|Ph.D Student||Ginzburg Pavel|
|Subject||Nano-Photonic Devices based on Modified Light-Matter|
|Department||Department of Electrical Engineering||Supervisor||Professor Meir Orenstein|
|Full Thesis text|
The nowadays challenges in micro-electronics and photonics are partially directed to increase the speed of devices and reduce their physical dimensions and operation power. The current micro-electronic technology achieved significant progress in high-scale integration and miniaturization reaching the dimensions of electron de Broglie wavelength. However, the modulation speed of electronic components is rapidly approaching the electronic bottleneck accompanied by increased power dissipation. On the other hand, photonic components may operate in dozens of THz frequency range with negligible power losses, however the miniaturization of photonic circuits is virtually limited by diffraction to the scale of optical wavelengths.
Here we investigate the possible interface between electronic components and photonic devices, based on plasmonic circuits, and one of their important applications - metamaterials.

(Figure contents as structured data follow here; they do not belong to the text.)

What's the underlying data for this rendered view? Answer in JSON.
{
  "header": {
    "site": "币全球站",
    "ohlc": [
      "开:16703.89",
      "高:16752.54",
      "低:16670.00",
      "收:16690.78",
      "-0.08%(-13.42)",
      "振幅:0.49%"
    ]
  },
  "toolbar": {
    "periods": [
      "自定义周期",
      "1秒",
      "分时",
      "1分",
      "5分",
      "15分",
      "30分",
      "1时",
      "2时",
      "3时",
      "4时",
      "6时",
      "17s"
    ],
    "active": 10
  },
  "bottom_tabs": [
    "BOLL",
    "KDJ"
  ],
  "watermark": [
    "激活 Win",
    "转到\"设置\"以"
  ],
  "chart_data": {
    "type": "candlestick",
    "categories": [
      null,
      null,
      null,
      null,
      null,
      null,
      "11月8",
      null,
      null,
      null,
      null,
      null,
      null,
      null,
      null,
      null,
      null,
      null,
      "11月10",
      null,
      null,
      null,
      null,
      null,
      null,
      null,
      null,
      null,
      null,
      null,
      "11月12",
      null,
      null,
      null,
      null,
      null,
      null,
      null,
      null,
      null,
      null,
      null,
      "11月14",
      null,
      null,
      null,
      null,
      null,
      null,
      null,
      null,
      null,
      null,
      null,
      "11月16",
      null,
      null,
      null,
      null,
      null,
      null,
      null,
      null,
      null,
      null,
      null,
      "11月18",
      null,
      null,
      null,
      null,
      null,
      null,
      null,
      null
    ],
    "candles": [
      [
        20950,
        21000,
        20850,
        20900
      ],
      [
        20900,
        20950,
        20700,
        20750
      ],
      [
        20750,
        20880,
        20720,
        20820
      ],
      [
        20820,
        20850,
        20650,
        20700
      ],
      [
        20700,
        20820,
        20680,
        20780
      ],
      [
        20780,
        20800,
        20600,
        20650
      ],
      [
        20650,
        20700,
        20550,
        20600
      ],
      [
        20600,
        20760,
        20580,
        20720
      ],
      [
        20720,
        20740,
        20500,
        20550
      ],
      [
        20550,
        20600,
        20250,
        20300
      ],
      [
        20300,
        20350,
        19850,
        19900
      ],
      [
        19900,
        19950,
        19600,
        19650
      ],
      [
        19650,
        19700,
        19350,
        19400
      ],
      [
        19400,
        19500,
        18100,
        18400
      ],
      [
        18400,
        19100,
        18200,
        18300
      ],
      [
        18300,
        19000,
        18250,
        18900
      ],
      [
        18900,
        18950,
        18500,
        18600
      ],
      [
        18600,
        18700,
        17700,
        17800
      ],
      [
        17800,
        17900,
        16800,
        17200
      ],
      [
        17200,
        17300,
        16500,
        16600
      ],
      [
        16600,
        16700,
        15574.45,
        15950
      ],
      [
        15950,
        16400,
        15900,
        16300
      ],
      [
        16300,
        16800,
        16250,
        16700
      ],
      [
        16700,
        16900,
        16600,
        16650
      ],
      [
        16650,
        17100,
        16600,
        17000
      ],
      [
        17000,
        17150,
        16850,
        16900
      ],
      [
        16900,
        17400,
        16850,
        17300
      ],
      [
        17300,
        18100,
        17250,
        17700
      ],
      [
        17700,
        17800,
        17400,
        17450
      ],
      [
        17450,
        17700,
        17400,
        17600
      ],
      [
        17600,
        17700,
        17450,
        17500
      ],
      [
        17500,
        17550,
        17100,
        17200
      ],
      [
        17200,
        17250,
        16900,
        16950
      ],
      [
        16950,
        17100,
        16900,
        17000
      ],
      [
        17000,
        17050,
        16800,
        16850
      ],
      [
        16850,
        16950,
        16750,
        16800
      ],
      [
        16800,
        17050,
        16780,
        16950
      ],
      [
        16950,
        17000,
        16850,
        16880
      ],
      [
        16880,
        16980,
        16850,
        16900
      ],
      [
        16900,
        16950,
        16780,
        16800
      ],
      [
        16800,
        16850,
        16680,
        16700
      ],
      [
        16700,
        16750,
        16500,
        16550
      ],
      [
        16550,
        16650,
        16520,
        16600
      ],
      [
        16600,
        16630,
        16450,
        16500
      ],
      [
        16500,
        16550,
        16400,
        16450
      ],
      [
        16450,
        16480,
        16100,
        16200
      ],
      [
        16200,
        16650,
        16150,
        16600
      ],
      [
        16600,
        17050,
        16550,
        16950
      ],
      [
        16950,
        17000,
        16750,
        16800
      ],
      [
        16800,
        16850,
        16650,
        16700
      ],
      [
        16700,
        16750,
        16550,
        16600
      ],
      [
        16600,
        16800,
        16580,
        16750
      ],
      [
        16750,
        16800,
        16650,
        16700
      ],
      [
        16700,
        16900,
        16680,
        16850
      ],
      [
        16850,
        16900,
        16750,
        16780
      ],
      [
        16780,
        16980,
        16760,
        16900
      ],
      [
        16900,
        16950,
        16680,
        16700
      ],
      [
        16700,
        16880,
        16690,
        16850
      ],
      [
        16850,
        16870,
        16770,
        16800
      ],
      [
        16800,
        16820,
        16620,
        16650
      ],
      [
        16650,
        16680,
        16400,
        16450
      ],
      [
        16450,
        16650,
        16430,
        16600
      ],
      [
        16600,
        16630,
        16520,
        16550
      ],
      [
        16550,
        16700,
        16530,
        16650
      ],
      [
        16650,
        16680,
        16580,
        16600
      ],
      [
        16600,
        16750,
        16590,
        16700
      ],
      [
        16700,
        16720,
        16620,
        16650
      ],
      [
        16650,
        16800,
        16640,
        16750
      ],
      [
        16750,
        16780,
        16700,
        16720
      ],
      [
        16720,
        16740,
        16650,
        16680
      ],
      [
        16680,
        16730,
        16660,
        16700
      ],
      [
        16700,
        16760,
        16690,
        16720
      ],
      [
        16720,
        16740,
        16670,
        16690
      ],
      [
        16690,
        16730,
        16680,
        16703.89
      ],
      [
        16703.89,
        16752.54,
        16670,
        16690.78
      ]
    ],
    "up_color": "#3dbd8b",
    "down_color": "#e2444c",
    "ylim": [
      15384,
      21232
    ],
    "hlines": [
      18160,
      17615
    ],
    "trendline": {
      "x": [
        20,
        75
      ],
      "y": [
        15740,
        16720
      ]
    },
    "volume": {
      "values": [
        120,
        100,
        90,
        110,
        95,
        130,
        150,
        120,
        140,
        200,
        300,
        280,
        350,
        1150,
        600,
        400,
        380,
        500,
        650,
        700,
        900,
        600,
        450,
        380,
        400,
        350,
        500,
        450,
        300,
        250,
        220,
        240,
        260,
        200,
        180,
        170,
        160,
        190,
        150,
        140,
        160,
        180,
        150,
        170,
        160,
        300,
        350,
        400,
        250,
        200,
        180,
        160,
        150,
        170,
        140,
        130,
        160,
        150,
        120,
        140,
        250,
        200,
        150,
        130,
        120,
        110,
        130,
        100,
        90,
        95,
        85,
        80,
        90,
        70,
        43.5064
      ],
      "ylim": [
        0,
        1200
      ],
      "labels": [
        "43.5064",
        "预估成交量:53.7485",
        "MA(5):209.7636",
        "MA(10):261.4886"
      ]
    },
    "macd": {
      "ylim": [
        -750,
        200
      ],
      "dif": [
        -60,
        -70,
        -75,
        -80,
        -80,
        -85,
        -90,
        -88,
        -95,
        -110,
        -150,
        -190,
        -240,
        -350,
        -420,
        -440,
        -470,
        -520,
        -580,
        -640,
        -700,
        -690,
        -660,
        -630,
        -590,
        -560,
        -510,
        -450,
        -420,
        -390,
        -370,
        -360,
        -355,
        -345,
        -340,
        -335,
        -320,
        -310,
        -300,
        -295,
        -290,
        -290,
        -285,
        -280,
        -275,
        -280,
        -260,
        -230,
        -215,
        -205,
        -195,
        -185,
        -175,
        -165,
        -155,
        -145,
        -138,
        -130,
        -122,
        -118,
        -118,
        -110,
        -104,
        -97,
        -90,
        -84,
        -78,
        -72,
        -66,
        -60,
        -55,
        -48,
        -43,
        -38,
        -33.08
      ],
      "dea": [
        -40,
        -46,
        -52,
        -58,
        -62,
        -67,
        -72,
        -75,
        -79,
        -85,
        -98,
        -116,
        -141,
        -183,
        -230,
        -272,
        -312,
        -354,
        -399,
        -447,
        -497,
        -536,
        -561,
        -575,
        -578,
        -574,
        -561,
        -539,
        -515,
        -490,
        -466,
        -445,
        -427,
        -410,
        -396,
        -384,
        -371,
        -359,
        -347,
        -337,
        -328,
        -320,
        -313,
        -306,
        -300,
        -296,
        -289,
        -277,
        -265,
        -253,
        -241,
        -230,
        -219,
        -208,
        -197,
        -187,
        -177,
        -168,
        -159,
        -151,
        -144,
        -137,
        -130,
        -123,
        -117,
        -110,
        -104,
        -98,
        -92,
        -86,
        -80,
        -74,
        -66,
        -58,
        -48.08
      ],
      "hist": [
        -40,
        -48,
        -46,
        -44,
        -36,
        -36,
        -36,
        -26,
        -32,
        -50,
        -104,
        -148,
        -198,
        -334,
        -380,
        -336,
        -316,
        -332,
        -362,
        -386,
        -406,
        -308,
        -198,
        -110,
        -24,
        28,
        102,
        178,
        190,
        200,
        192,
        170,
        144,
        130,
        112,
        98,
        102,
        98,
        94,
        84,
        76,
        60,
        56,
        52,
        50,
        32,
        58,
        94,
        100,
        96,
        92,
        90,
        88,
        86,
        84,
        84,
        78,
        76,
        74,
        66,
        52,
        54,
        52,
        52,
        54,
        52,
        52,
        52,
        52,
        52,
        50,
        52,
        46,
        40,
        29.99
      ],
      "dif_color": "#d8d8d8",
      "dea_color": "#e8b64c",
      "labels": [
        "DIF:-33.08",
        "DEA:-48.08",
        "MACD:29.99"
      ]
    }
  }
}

Dielectric-metal interface supports surface waves called Surface Plasmon Polaritons (SPPs). SPPs are not obeying diffraction limit of light, and may be confined on the nano-scale. We demonstrated both theoretically and experimentally the nano-confinement of visible and infrared light in various configurations: waveguide tapering, downscaled radio-frequency-like quarterwavelength transformers, nano-needles excited by plasmonic planar lenses, and pairs of coupled nano-antennas. Fundamental limits of plasmonic confinement were tested along with the investigation of a new type of inherent ponderomotive nonlinearity. New types of plasmonic particles with widely-tunable resonances were investigated together with a new algorithm for the generation of optimal particle shapes. Such particles may serve as building blocks for new materials - metamaterials.

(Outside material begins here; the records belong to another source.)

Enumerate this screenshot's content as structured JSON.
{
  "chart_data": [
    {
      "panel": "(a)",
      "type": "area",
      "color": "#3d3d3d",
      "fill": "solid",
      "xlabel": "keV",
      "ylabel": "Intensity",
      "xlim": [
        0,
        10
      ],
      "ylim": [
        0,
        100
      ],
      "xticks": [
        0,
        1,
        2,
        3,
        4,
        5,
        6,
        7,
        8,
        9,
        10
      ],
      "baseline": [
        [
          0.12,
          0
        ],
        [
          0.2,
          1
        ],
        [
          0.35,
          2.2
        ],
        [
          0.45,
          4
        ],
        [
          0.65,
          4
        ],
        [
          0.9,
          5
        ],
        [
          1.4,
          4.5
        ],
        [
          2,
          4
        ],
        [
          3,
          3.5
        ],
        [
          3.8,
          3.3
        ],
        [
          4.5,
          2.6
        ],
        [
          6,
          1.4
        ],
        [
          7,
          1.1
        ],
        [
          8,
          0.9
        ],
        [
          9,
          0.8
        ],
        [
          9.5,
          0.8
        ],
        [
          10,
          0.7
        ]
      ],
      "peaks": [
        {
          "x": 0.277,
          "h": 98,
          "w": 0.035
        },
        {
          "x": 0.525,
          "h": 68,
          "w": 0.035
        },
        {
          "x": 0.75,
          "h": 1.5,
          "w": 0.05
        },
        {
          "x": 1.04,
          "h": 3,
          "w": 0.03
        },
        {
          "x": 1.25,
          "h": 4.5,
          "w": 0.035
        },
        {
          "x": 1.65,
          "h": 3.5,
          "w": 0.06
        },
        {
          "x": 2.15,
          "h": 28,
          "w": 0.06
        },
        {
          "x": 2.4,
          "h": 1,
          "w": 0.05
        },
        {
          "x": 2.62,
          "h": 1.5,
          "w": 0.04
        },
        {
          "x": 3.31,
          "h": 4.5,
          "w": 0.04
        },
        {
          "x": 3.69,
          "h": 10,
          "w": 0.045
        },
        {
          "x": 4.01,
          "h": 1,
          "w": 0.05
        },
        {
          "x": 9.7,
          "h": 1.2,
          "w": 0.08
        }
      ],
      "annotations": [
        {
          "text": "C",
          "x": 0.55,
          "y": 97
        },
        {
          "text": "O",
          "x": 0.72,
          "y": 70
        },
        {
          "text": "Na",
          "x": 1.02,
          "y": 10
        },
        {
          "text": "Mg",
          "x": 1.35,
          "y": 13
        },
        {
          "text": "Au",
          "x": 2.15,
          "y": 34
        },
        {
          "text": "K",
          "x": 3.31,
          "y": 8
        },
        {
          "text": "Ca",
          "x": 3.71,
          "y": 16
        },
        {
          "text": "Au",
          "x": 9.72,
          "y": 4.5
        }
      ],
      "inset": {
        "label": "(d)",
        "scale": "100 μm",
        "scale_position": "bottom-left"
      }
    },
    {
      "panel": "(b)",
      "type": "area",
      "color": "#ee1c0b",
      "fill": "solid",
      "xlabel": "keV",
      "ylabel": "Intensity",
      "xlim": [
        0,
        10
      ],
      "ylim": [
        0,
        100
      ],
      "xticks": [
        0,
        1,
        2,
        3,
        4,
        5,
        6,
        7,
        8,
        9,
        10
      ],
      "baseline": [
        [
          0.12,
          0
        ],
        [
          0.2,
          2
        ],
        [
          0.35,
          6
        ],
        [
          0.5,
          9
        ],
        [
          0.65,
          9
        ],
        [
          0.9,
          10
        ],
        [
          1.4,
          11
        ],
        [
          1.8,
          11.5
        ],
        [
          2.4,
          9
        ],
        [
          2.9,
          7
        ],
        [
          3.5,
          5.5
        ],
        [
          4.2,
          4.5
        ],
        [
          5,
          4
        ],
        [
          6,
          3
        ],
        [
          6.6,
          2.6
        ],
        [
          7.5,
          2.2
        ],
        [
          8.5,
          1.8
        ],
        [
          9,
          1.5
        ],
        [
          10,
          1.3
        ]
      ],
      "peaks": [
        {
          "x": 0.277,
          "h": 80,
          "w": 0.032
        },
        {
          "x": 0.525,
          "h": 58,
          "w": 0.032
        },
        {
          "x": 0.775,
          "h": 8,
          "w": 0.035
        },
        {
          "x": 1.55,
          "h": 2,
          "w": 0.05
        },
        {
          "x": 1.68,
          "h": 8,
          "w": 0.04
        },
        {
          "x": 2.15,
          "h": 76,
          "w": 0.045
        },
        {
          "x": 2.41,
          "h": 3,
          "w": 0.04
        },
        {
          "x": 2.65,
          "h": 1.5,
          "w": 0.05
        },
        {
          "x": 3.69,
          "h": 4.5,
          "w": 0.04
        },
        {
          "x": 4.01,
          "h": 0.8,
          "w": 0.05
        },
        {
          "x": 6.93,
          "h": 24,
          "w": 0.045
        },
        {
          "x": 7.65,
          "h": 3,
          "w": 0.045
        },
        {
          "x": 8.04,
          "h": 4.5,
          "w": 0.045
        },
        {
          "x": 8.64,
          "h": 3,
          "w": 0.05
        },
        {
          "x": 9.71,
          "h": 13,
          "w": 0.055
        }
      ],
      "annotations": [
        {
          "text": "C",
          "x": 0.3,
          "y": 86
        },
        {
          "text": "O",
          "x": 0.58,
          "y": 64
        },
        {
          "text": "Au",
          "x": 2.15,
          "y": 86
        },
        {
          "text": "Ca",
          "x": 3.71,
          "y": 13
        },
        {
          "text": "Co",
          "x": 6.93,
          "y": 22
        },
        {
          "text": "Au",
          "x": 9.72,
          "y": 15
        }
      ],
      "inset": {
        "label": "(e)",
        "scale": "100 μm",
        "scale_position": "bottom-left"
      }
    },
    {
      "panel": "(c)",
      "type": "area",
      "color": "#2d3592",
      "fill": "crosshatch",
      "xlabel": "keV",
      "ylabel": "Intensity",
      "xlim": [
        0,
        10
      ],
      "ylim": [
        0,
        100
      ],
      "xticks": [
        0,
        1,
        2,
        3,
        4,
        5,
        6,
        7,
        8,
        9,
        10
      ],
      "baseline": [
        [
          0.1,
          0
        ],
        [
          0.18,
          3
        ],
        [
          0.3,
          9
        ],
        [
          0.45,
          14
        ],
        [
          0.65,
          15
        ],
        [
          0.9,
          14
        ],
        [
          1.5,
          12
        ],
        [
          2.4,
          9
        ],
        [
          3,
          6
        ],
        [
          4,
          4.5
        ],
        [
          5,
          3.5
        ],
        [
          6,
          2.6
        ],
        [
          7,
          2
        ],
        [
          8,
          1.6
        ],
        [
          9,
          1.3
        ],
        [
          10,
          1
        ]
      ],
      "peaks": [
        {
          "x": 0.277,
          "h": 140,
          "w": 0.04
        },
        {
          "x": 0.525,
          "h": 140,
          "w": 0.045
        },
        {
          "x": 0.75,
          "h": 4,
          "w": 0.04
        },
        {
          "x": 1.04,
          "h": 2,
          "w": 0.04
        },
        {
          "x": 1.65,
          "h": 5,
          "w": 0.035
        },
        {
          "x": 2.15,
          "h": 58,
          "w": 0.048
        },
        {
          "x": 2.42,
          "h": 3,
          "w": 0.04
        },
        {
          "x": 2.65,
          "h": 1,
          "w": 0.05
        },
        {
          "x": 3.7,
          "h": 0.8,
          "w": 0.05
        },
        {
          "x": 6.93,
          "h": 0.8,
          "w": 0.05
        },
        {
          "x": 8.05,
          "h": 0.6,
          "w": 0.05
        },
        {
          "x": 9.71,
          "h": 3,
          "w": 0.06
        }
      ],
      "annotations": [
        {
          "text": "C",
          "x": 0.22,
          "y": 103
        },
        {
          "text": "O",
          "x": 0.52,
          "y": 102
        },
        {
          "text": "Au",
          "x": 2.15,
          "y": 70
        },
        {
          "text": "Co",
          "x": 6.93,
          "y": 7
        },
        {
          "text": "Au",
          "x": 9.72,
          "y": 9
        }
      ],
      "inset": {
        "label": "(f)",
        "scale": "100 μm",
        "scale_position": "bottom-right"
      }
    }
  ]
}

Metamaterials are artificial electromagnetic multi-functional materials engineered to satisfy the prescribed requirements. One of the outstanding examples is materials with negative refraction index. Our original proposal is to incorporate quantum structures such as quantum wells, wires and dots as inclusions. We demonstrate theoretically all-semiconductor tunable low-loss negative-index metamaterials based on coupled quantum wells and dots and quantum-cascade based active plasmonics. Moreover, we proposed electrically-controlled metamaterials for light slowing and phasematching in nonlinear optics. Incorporation of active elements within metamaterials may not only significantly improve their performances, but also lead to investigation of very efficient sources of radiation, for example, entanglement. We theoretically proposed and experimentally demonstrated a novel process of semiconductor two-photon emission. The basic phenomenon, incorporated with photonic structures, such as Bragg and photonic crystal cavities may lead to the generation of entangled and hyper-entangled photon pairs. Coherently controlled semiconductor structures were proposed to detect such states, and together with the novel sources they open new horizons for all-semiconductor room-temperature quantum communication technologies.